Yeni ulusal güvenlik konseptine göre Türkiye'nin ulusal güvenliği müttefiklere bırakılamaz. Bu, 15 Temmuz darbe girişiminden sonra ABD, AB, NATO ilişkilerindeki gerginliğin çelişkiye dönüşmesiyle belirginleşmiştir. Türk burjuvazisi, NATO ve ABD’ye, AB’ye ulusal güvenlik, müttefiklik konusunda güvenmediğini açıkça ilan etmektedir. Her fırsatta dile getirilen “Kendi göbeğimiz kendimiz keseceğiz” esprisiyle ifade edilen budur.

Yeni ulusal güvenlik konsepti kuşatılmışlığı kuşatmaya dönüştürme konseptidir. Bu coğrafya “belalı” bir coğrafyadır. Bu coğrafyada var olmak için ya kuşatılırsın veya da kuşatırsın. (Bu iki durumun dışında üçüncü bir durum istisnai olarak mümkün olabilir. Türkiye bu istisnai durumu 1923-1952 arasında, ama özellikle 1923-II. Dünya Savaşı başlangıcı arasında yaşamıştır).

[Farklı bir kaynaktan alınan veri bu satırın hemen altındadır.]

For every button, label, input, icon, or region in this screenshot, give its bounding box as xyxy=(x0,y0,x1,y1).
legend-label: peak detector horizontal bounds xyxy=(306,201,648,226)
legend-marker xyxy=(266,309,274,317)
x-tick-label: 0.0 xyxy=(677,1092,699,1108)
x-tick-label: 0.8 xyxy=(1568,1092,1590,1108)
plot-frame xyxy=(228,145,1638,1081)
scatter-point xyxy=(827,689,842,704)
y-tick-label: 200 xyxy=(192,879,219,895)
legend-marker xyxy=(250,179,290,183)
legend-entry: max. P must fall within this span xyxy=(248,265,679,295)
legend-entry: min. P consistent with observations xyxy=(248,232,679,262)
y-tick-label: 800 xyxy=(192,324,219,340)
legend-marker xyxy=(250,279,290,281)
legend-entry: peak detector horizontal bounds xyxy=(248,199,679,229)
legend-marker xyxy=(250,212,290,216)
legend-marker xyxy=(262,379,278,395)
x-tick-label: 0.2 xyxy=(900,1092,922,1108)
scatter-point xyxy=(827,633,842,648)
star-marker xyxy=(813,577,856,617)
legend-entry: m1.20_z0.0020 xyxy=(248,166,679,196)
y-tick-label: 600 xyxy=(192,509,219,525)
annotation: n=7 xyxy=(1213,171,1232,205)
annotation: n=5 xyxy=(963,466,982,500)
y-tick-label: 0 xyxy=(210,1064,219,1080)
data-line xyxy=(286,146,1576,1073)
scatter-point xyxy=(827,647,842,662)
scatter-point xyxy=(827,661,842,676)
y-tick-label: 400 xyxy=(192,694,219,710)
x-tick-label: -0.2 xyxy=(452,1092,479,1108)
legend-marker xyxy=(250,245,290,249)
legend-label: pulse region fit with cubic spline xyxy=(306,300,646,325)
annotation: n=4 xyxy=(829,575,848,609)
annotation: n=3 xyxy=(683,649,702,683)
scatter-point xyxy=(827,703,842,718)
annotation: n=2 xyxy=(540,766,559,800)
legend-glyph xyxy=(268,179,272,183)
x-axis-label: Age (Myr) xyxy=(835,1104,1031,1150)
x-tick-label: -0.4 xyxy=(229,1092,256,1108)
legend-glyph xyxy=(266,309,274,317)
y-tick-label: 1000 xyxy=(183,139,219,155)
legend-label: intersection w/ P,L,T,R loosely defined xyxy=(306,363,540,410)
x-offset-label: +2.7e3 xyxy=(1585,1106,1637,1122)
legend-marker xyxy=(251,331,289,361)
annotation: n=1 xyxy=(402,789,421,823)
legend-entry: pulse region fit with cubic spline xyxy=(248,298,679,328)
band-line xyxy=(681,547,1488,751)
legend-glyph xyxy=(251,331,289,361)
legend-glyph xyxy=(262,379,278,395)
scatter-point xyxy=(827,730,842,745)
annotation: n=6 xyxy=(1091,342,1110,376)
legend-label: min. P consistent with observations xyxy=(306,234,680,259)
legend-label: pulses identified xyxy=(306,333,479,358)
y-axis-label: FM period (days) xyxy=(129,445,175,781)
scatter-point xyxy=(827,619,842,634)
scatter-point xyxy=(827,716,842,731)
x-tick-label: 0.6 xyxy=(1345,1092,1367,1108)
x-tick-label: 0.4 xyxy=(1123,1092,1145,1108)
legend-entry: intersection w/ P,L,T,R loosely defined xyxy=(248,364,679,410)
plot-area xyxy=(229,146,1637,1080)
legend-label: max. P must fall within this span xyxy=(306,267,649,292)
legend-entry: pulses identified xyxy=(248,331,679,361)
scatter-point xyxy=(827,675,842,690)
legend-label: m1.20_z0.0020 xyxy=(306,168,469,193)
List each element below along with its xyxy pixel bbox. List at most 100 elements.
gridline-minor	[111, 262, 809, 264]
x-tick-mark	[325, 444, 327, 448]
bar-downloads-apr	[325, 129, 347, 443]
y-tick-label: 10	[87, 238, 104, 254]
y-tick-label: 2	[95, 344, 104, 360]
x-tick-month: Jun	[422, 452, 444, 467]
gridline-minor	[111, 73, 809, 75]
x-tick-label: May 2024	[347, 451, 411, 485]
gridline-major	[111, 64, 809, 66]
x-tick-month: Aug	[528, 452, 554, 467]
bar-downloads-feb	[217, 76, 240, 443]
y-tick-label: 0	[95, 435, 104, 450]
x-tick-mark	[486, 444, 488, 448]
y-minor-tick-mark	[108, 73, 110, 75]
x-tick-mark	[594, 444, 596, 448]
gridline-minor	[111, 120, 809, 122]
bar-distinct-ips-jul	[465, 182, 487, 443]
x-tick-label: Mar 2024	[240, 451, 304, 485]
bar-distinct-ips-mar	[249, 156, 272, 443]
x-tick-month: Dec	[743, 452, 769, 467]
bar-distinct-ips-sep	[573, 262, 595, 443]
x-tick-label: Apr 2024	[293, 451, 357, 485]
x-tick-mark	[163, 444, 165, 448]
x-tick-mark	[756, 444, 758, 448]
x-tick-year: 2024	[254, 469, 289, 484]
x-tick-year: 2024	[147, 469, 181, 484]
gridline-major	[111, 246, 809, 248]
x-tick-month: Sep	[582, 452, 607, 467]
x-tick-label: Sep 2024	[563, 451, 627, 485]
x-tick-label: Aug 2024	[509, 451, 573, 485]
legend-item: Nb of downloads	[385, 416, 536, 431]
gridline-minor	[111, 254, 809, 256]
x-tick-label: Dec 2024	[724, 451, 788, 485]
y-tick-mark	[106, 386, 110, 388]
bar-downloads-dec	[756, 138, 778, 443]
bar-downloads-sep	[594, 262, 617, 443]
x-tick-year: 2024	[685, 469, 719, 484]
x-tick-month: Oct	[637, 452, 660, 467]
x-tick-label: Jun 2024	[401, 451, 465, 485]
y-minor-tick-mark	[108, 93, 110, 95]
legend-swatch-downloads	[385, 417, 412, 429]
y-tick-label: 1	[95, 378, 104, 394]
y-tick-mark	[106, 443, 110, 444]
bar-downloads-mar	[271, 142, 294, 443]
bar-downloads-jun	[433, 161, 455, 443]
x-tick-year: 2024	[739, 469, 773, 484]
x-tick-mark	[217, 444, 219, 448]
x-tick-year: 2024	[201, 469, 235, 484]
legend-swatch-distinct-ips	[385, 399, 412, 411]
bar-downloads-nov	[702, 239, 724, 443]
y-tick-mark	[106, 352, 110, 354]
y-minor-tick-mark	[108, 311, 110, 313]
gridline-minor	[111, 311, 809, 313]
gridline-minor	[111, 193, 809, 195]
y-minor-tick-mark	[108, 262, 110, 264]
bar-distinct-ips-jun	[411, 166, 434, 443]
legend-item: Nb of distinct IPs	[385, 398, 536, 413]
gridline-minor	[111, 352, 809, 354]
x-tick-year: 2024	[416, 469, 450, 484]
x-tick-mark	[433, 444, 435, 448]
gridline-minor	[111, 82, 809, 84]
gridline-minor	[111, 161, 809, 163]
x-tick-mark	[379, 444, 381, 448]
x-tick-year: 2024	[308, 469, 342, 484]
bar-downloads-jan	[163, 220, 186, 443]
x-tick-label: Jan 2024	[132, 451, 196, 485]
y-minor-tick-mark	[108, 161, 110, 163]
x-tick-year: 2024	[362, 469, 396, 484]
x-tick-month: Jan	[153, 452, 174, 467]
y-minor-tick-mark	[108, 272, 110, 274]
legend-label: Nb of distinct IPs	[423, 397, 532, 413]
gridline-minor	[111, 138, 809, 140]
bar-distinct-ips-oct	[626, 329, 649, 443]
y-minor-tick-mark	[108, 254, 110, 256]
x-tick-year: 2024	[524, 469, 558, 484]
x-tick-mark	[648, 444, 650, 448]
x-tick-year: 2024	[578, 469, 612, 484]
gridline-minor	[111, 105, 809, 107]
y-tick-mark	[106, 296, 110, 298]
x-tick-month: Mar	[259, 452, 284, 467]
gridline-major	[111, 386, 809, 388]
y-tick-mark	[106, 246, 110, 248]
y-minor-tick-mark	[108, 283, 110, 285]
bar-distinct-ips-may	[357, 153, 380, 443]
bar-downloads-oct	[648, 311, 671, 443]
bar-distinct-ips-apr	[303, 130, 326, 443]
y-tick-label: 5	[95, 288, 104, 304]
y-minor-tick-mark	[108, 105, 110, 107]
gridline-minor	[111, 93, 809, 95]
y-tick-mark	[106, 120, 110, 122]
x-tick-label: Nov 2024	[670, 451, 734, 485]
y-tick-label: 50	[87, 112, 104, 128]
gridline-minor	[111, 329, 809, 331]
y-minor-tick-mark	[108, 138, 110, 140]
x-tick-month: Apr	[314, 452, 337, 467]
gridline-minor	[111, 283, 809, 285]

Kuşatılmak istemiyorsan, kuşatmak istiyorsan, kuşatmak isteyeni sınır dışında karşılamak ve imha etmek zorundasın.(1)
Kuşatmayı yarmak için Türkiye kendi gücüne güvenecektir, kimseden (müttefiklerden) izin ve talimat almayacaktır.
Bu coğrafyada var olmak için Türkiye, kuşlatılmışlığı, kuşatmaya dönüştürmek zorundadır; diğer bir ifadeyle, kuşatmak için sınır dışı odaklı savunma kalkanı oluşturulmalıdır.
Bu nedenle Akdeniz'den başlayarak Irak sınırına kadar, yani Rojava'da kesintisiz bir tampon bölge oluşturulmalıdır. Ancak böyle bir tampon bölge oluşturulursa, yani Rojava devrimi boğulursa Suriye ve Irak toprakları Türkiye için saldırı üssü olmaktan çıkartılmış olur. Bu nedenle Türk burjuvazisi Halep-Musul hattını kendi güvenliği için savunma hattı olarak görmektedir. Halep-Musul hattı aynı zamanda Misak-ı Milli'nin güney sınırlarıdır. Bunu daha açık bir biçimde Erdoğan, Kürt Özgürlük Hareketi'ne karşı mücadele bağlamında “Suriye ve Irak'ta, şu anda Kerkük'te, Musul'da, Telafer'de, Sincar'da bu mücadeleyi yine sürdüreceğiz” diyerek Misak-ı Milli'nin tam sınırını çizmektedir.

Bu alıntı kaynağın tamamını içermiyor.